De esa forma, hubo más prisioneros. De hecho, cada vez que se capturaba enemigos, se preguntaba si entre ellos navegaban españoles —así se les denominaba tanto a los ibéricos como a los negros libres o esclavos, mulatos, indígenas y mestizos—. Estos se hacían piratas por varias razones: los esclavos, por ejemplo, huían en busca de libertad; otros habían sido tomados durante los asaltos y con el tiempo se acostumbraron a ese estilo de vida. Incluso, hay casos novelescos, como el de un oficial de la armada que “le fue forzoso huir porque preñó a una mujer en Cartagena”. Había, asimismo, desertores que antes defendían aquellos débiles castillos.

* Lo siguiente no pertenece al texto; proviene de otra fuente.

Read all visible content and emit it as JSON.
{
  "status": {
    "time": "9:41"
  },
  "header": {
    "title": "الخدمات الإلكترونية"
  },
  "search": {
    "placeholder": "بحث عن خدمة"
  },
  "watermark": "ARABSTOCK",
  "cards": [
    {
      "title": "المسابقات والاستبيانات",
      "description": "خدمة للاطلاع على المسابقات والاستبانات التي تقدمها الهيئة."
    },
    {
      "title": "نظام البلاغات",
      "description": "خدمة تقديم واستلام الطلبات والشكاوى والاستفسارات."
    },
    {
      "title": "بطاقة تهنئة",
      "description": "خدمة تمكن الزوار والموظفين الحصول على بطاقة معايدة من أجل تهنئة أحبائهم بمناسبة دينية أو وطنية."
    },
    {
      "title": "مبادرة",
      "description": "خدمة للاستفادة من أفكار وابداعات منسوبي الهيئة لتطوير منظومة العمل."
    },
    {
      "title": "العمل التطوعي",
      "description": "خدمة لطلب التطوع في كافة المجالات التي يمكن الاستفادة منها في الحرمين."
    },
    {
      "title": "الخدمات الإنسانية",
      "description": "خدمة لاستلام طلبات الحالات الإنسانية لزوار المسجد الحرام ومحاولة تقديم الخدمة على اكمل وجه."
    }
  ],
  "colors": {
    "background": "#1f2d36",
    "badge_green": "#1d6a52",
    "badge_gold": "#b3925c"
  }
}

De estos últimos escribió el obispo de Puerto Rico en 1686: “Los pocos soldados que han quedado perecen de hambre y desnudez y como desesperados se van por esos montes y, temerosos del castigo que se les debe hacer por su fuga, se van en las embarcaciones primeras que llegan a estas costas y que las más de las veces son de enemigos”.

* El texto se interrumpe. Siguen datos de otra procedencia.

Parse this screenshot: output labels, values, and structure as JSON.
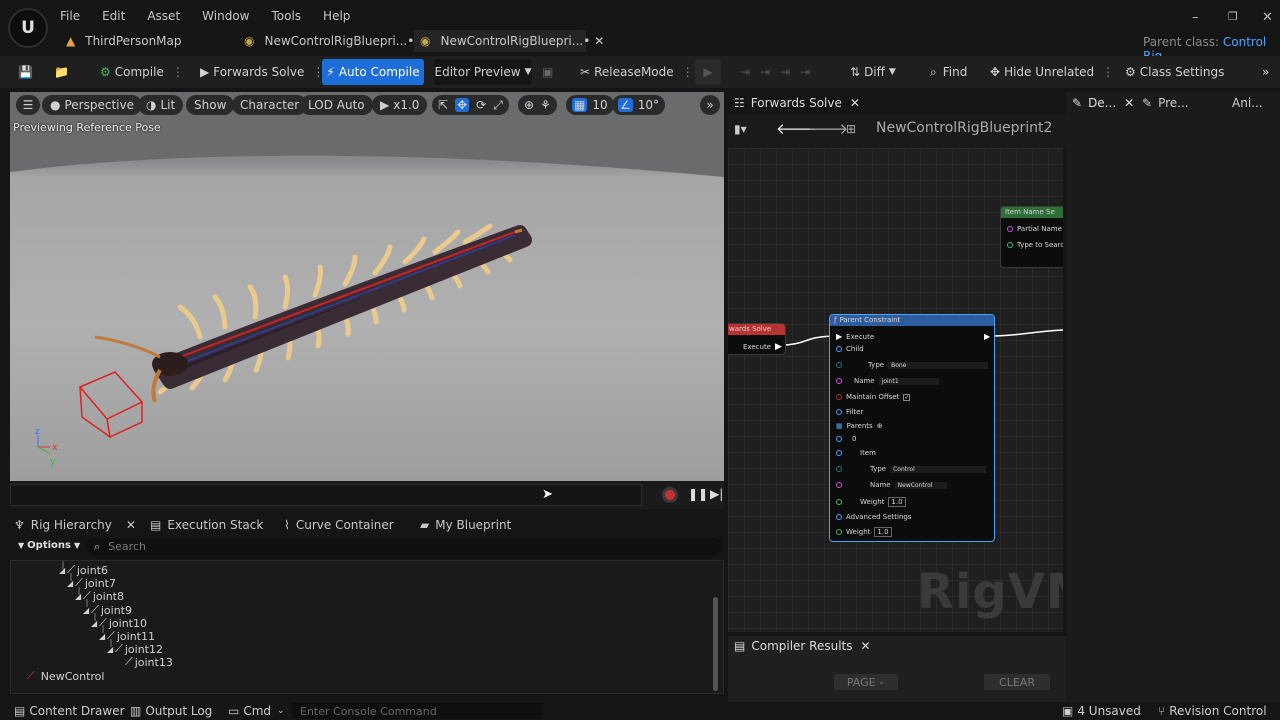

De cualquier forma, la actividad pirata continuó, y mucho se debió a la participación solapada de los propios ibéricos. Luego de los asaltos, por ejemplo, aparecían españoles. Una vez, piratas incursionaron en Panamá y se apoderaron de una gran cantidad de vino y harina. Cuando estaban descargando, llegó un barco español con bandera blanca. Cinco castellanos llegaron para comprar una buena cantidad de botijas de vino y se convino un trato. Sin problemas llegaron hasta tres veces. Tan familiares llegaron a ser que los piratas les llamaron “nuestros mercaderes”. Estos pagaron el precio del vino en plata y se fueron. Incluso, se documenta que compraron esclavos, a quienes llevaron a otra zona para que nadie los conociera. “Las mismas colonias españolas eran los principales clientes”, dice en el documento Presencia peligrosa: Piratas, corsarios y filibusteros en Centroamérica (2013), de Elizabeth Montanez-Sanabria.

Las incursiones piratas en América cesaron a finales del siglo XVIII.

Fuentes de información:

Academia de Geografía e Historia de Guatemala y Asociación para el Fomento de los Estudios Históricos en Centroamérica, donde se consultaron los títulos Presencia peligrosa: Piratas, corsarios y filibusteros en Centroamérica (2013), de Elizabeth Montanez-Sanabria; La incursión del pirata Edward Mansvelt en Costa Rica y sus consecuencias en las poblaciones indígenas en el Caribe y llanuras del norte (2013), de Juan Carlos Solórzano F.; Auge y represión de la piratería en el Caribe (1650-1700), de Fernando Serrano Mangas.